On sait bien, par ailleurs, que quand les ressorts du corps de la société sont
soumis à une telle pression, toujours plus forte, c'est souvent l'appareil
étatique qui s'en ressent. A preuve que le couple «histoire-mémoire» ait
«bricolé», chez nous, une idylle passionnée et très influente sur le destin
national. Celui-ci s'est, la plupart des fois, conjugué au passé au lieu de
filer droit vers le futur. Nos élites fatiguées et profondément bouleversées
par «le syndrome colonial» s'y sont prêté au jeu, en tentant souvent de
«justifier tout par la faute de l'autre»! Du coup, nos
réalités sociales politiques, économiques, culturelles, etc., sont vues sous le
prisme d'un passé que 2/3 de jeunes ne connaissent pas. S'y ajoute
l'institutionnalisation de mensonge dans la gestion de la fabrique mémorielle.

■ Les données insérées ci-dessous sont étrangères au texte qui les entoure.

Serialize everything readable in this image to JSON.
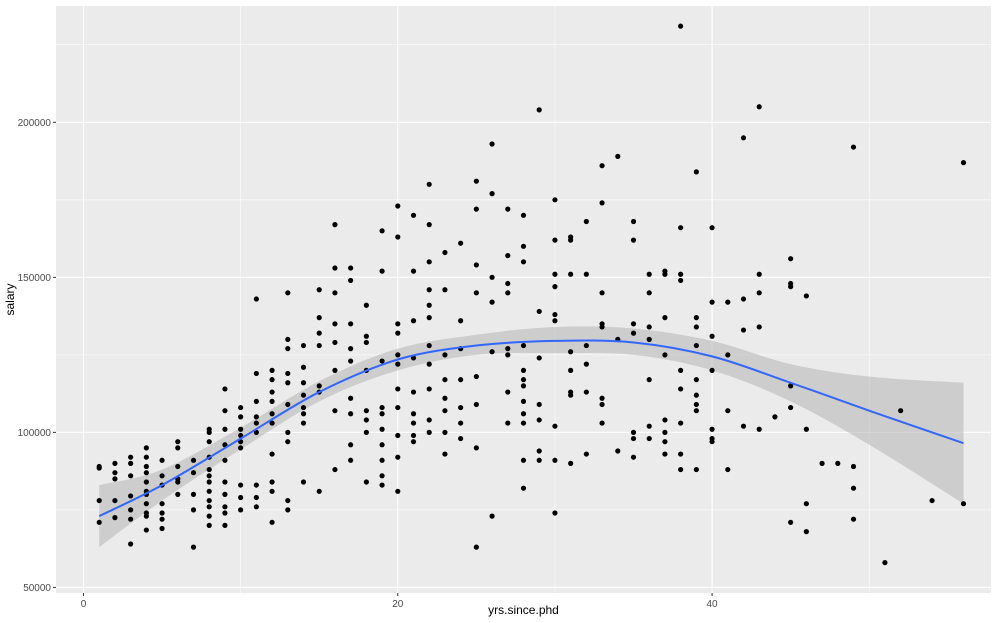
{
  "chart_data": {
    "type": "scatter",
    "xlabel": "yrs.since.phd",
    "ylabel": "salary",
    "xlim": [
      -1.75,
      57.75
    ],
    "ylim": [
      48200,
      237500
    ],
    "x_ticks": [
      0,
      20,
      40
    ],
    "y_ticks": [
      50000,
      100000,
      150000,
      200000
    ],
    "x_tick_labels": [
      "0",
      "20",
      "40"
    ],
    "y_tick_labels": [
      "50000",
      "100000",
      "150000",
      "200000"
    ],
    "grid": true,
    "legend": "none",
    "colors": {
      "panel": "#ebebeb",
      "grid": "#ffffff",
      "points": "#000000",
      "smooth_line": "#3366ff",
      "ribbon": "#b4b4b4"
    },
    "points": [
      [
        1,
        88500
      ],
      [
        1,
        89000
      ],
      [
        1,
        78000
      ],
      [
        1,
        71000
      ],
      [
        2,
        90000
      ],
      [
        2,
        87000
      ],
      [
        2,
        78000
      ],
      [
        2,
        72500
      ],
      [
        2,
        85000
      ],
      [
        3,
        92000
      ],
      [
        3,
        90000
      ],
      [
        3,
        86000
      ],
      [
        3,
        79500
      ],
      [
        3,
        75000
      ],
      [
        3,
        72000
      ],
      [
        3,
        64000
      ],
      [
        4,
        95000
      ],
      [
        4,
        92000
      ],
      [
        4,
        89000
      ],
      [
        4,
        87000
      ],
      [
        4,
        84000
      ],
      [
        4,
        81000
      ],
      [
        4,
        80000
      ],
      [
        4,
        77000
      ],
      [
        4,
        74000
      ],
      [
        4,
        73000
      ],
      [
        4,
        68500
      ],
      [
        5,
        91000
      ],
      [
        5,
        86000
      ],
      [
        5,
        83000
      ],
      [
        5,
        77000
      ],
      [
        5,
        74000
      ],
      [
        5,
        72000
      ],
      [
        5,
        69000
      ],
      [
        6,
        97000
      ],
      [
        6,
        95000
      ],
      [
        6,
        89000
      ],
      [
        6,
        85000
      ],
      [
        6,
        84000
      ],
      [
        6,
        80000
      ],
      [
        7,
        91000
      ],
      [
        7,
        87000
      ],
      [
        7,
        80000
      ],
      [
        7,
        75000
      ],
      [
        7,
        63000
      ],
      [
        8,
        101000
      ],
      [
        8,
        100000
      ],
      [
        8,
        97000
      ],
      [
        8,
        92000
      ],
      [
        8,
        88000
      ],
      [
        8,
        86000
      ],
      [
        8,
        84000
      ],
      [
        8,
        81000
      ],
      [
        8,
        78000
      ],
      [
        8,
        76000
      ],
      [
        8,
        73000
      ],
      [
        8,
        70000
      ],
      [
        9,
        114000
      ],
      [
        9,
        107000
      ],
      [
        9,
        101000
      ],
      [
        9,
        96000
      ],
      [
        9,
        91000
      ],
      [
        9,
        84000
      ],
      [
        9,
        80000
      ],
      [
        9,
        76000
      ],
      [
        9,
        74000
      ],
      [
        9,
        70000
      ],
      [
        10,
        108000
      ],
      [
        10,
        105000
      ],
      [
        10,
        101000
      ],
      [
        10,
        99000
      ],
      [
        10,
        97000
      ],
      [
        10,
        95000
      ],
      [
        10,
        83000
      ],
      [
        10,
        79000
      ],
      [
        10,
        75000
      ],
      [
        11,
        143000
      ],
      [
        11,
        119000
      ],
      [
        11,
        110000
      ],
      [
        11,
        105000
      ],
      [
        11,
        103000
      ],
      [
        11,
        100000
      ],
      [
        11,
        83000
      ],
      [
        11,
        79000
      ],
      [
        11,
        76000
      ],
      [
        12,
        120000
      ],
      [
        12,
        117000
      ],
      [
        12,
        113000
      ],
      [
        12,
        110000
      ],
      [
        12,
        106000
      ],
      [
        12,
        103000
      ],
      [
        12,
        93000
      ],
      [
        12,
        84000
      ],
      [
        12,
        81000
      ],
      [
        12,
        71000
      ],
      [
        13,
        145000
      ],
      [
        13,
        130000
      ],
      [
        13,
        127000
      ],
      [
        13,
        119000
      ],
      [
        13,
        116000
      ],
      [
        13,
        109000
      ],
      [
        13,
        100000
      ],
      [
        13,
        97000
      ],
      [
        13,
        78000
      ],
      [
        13,
        75000
      ],
      [
        14,
        128000
      ],
      [
        14,
        121000
      ],
      [
        14,
        116000
      ],
      [
        14,
        112000
      ],
      [
        14,
        108000
      ],
      [
        14,
        106000
      ],
      [
        14,
        103000
      ],
      [
        14,
        84000
      ],
      [
        15,
        146000
      ],
      [
        15,
        137000
      ],
      [
        15,
        132000
      ],
      [
        15,
        128000
      ],
      [
        15,
        115000
      ],
      [
        15,
        113000
      ],
      [
        15,
        81000
      ],
      [
        16,
        167000
      ],
      [
        16,
        153000
      ],
      [
        16,
        145000
      ],
      [
        16,
        135000
      ],
      [
        16,
        129000
      ],
      [
        16,
        120000
      ],
      [
        16,
        107000
      ],
      [
        16,
        88000
      ],
      [
        17,
        153000
      ],
      [
        17,
        149000
      ],
      [
        17,
        135000
      ],
      [
        17,
        127000
      ],
      [
        17,
        123000
      ],
      [
        17,
        111000
      ],
      [
        17,
        106000
      ],
      [
        17,
        96000
      ],
      [
        17,
        91000
      ],
      [
        18,
        141000
      ],
      [
        18,
        131000
      ],
      [
        18,
        129000
      ],
      [
        18,
        120000
      ],
      [
        18,
        107000
      ],
      [
        18,
        104000
      ],
      [
        18,
        100000
      ],
      [
        18,
        84000
      ],
      [
        19,
        165000
      ],
      [
        19,
        152000
      ],
      [
        19,
        123000
      ],
      [
        19,
        108000
      ],
      [
        19,
        106000
      ],
      [
        19,
        101000
      ],
      [
        19,
        96000
      ],
      [
        19,
        91000
      ],
      [
        19,
        86000
      ],
      [
        19,
        83000
      ],
      [
        20,
        173000
      ],
      [
        20,
        163000
      ],
      [
        20,
        135000
      ],
      [
        20,
        132000
      ],
      [
        20,
        125000
      ],
      [
        20,
        122000
      ],
      [
        20,
        114000
      ],
      [
        20,
        108000
      ],
      [
        20,
        99000
      ],
      [
        20,
        92000
      ],
      [
        20,
        81000
      ],
      [
        21,
        170000
      ],
      [
        21,
        152000
      ],
      [
        21,
        136000
      ],
      [
        21,
        124000
      ],
      [
        21,
        113000
      ],
      [
        21,
        106000
      ],
      [
        21,
        103000
      ],
      [
        21,
        99000
      ],
      [
        21,
        97000
      ],
      [
        22,
        180000
      ],
      [
        22,
        167000
      ],
      [
        22,
        155000
      ],
      [
        22,
        146000
      ],
      [
        22,
        141000
      ],
      [
        22,
        137000
      ],
      [
        22,
        128000
      ],
      [
        22,
        122000
      ],
      [
        22,
        114000
      ],
      [
        22,
        104000
      ],
      [
        22,
        100000
      ],
      [
        23,
        158000
      ],
      [
        23,
        146000
      ],
      [
        23,
        125000
      ],
      [
        23,
        117000
      ],
      [
        23,
        111000
      ],
      [
        23,
        107000
      ],
      [
        23,
        100000
      ],
      [
        23,
        93000
      ],
      [
        24,
        161000
      ],
      [
        24,
        136000
      ],
      [
        24,
        127000
      ],
      [
        24,
        117000
      ],
      [
        24,
        108000
      ],
      [
        24,
        103000
      ],
      [
        24,
        98000
      ],
      [
        25,
        181000
      ],
      [
        25,
        172000
      ],
      [
        25,
        154000
      ],
      [
        25,
        145000
      ],
      [
        25,
        118000
      ],
      [
        25,
        109000
      ],
      [
        25,
        95000
      ],
      [
        25,
        63000
      ],
      [
        26,
        193000
      ],
      [
        26,
        177000
      ],
      [
        26,
        150000
      ],
      [
        26,
        142000
      ],
      [
        26,
        126000
      ],
      [
        26,
        73000
      ],
      [
        27,
        172000
      ],
      [
        27,
        157000
      ],
      [
        27,
        148000
      ],
      [
        27,
        145000
      ],
      [
        27,
        127000
      ],
      [
        27,
        125000
      ],
      [
        27,
        113000
      ],
      [
        27,
        103000
      ],
      [
        28,
        170000
      ],
      [
        28,
        160000
      ],
      [
        28,
        155000
      ],
      [
        28,
        128000
      ],
      [
        28,
        120000
      ],
      [
        28,
        117000
      ],
      [
        28,
        115000
      ],
      [
        28,
        110000
      ],
      [
        28,
        106000
      ],
      [
        28,
        103000
      ],
      [
        28,
        91000
      ],
      [
        28,
        82000
      ],
      [
        29,
        204000
      ],
      [
        29,
        139000
      ],
      [
        29,
        124000
      ],
      [
        29,
        109000
      ],
      [
        29,
        104000
      ],
      [
        29,
        94000
      ],
      [
        29,
        91000
      ],
      [
        30,
        175000
      ],
      [
        30,
        162000
      ],
      [
        30,
        151000
      ],
      [
        30,
        147000
      ],
      [
        30,
        138000
      ],
      [
        30,
        136000
      ],
      [
        30,
        102000
      ],
      [
        30,
        91000
      ],
      [
        30,
        74000
      ],
      [
        31,
        163000
      ],
      [
        31,
        162000
      ],
      [
        31,
        151000
      ],
      [
        31,
        126000
      ],
      [
        31,
        120000
      ],
      [
        31,
        113000
      ],
      [
        31,
        112000
      ],
      [
        31,
        90000
      ],
      [
        32,
        168000
      ],
      [
        32,
        151000
      ],
      [
        32,
        128000
      ],
      [
        32,
        122000
      ],
      [
        32,
        113000
      ],
      [
        32,
        93000
      ],
      [
        33,
        186000
      ],
      [
        33,
        174000
      ],
      [
        33,
        145000
      ],
      [
        33,
        135000
      ],
      [
        33,
        134000
      ],
      [
        33,
        111000
      ],
      [
        33,
        109000
      ],
      [
        33,
        103000
      ],
      [
        34,
        189000
      ],
      [
        34,
        130000
      ],
      [
        34,
        94000
      ],
      [
        35,
        168000
      ],
      [
        35,
        162000
      ],
      [
        35,
        135000
      ],
      [
        35,
        132000
      ],
      [
        35,
        100000
      ],
      [
        35,
        98000
      ],
      [
        35,
        92000
      ],
      [
        36,
        151000
      ],
      [
        36,
        145000
      ],
      [
        36,
        134000
      ],
      [
        36,
        130000
      ],
      [
        36,
        117000
      ],
      [
        36,
        102000
      ],
      [
        36,
        98000
      ],
      [
        37,
        152000
      ],
      [
        37,
        151000
      ],
      [
        37,
        137000
      ],
      [
        37,
        125000
      ],
      [
        37,
        104000
      ],
      [
        37,
        100000
      ],
      [
        37,
        97000
      ],
      [
        37,
        93000
      ],
      [
        38,
        231000
      ],
      [
        38,
        166000
      ],
      [
        38,
        151000
      ],
      [
        38,
        149000
      ],
      [
        38,
        120000
      ],
      [
        38,
        114000
      ],
      [
        38,
        103000
      ],
      [
        38,
        93000
      ],
      [
        38,
        88000
      ],
      [
        39,
        184000
      ],
      [
        39,
        137000
      ],
      [
        39,
        134000
      ],
      [
        39,
        128000
      ],
      [
        39,
        117000
      ],
      [
        39,
        112000
      ],
      [
        39,
        109000
      ],
      [
        39,
        107000
      ],
      [
        39,
        88000
      ],
      [
        40,
        166000
      ],
      [
        40,
        142000
      ],
      [
        40,
        131000
      ],
      [
        40,
        120000
      ],
      [
        40,
        101000
      ],
      [
        40,
        98000
      ],
      [
        40,
        97000
      ],
      [
        41,
        142000
      ],
      [
        41,
        125000
      ],
      [
        41,
        107000
      ],
      [
        41,
        88000
      ],
      [
        42,
        195000
      ],
      [
        42,
        143000
      ],
      [
        42,
        133000
      ],
      [
        42,
        102000
      ],
      [
        43,
        205000
      ],
      [
        43,
        151000
      ],
      [
        43,
        145000
      ],
      [
        43,
        134000
      ],
      [
        43,
        101000
      ],
      [
        44,
        105000
      ],
      [
        45,
        156000
      ],
      [
        45,
        148000
      ],
      [
        45,
        147000
      ],
      [
        45,
        115000
      ],
      [
        45,
        108000
      ],
      [
        45,
        71000
      ],
      [
        46,
        144000
      ],
      [
        46,
        101000
      ],
      [
        46,
        77000
      ],
      [
        46,
        68000
      ],
      [
        47,
        90000
      ],
      [
        48,
        90000
      ],
      [
        49,
        192000
      ],
      [
        49,
        89000
      ],
      [
        49,
        82000
      ],
      [
        49,
        72000
      ],
      [
        51,
        58000
      ],
      [
        52,
        107000
      ],
      [
        54,
        78000
      ],
      [
        56,
        187000
      ],
      [
        56,
        77000
      ]
    ],
    "smooth": {
      "x": [
        1,
        5,
        10,
        15,
        20,
        25,
        30,
        35,
        40,
        45,
        50,
        56
      ],
      "y": [
        73000,
        83000,
        98000,
        113000,
        123500,
        128000,
        129500,
        129000,
        124500,
        116000,
        107000,
        96500
      ],
      "se_lower": [
        63000,
        78000,
        94500,
        110000,
        120000,
        125000,
        125500,
        125000,
        120000,
        110000,
        96000,
        77000
      ],
      "se_upper": [
        83000,
        88000,
        101500,
        116500,
        127000,
        131500,
        134000,
        133500,
        129500,
        122000,
        118000,
        116000
      ]
    }
  }
}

L'héritage historique de la guerre de libération a été malmené ; traficoté ;
remanié et retouché de manière terriblement odieuse et irresponsable par des
cercles gouvernants aux visées étriquées.
Des zones
d'ombre, des flous et des abus sont entretenus à dessein pour «perpétuer une
mémoire de substitution» accommodante et faite sur mesure, avec d'autres
repères... d'autres symboles. On peut dire, en un mot, que notre mémoire
collective a subi deux mouvements contraires, celui émanant de la France
démocratique, laquelle l'a forcée à un «Alzheimer historique» et l'autre de
cette intelligentsia démissionnaire, la nôtre, qui lui aurait imposé «une
dictée politicienne». L'une et l'autre ont convergé, hélas, vers un seul point
: la ridiculisation du passé et la spéculation avec des coups de poker, maintes
fois, perdants.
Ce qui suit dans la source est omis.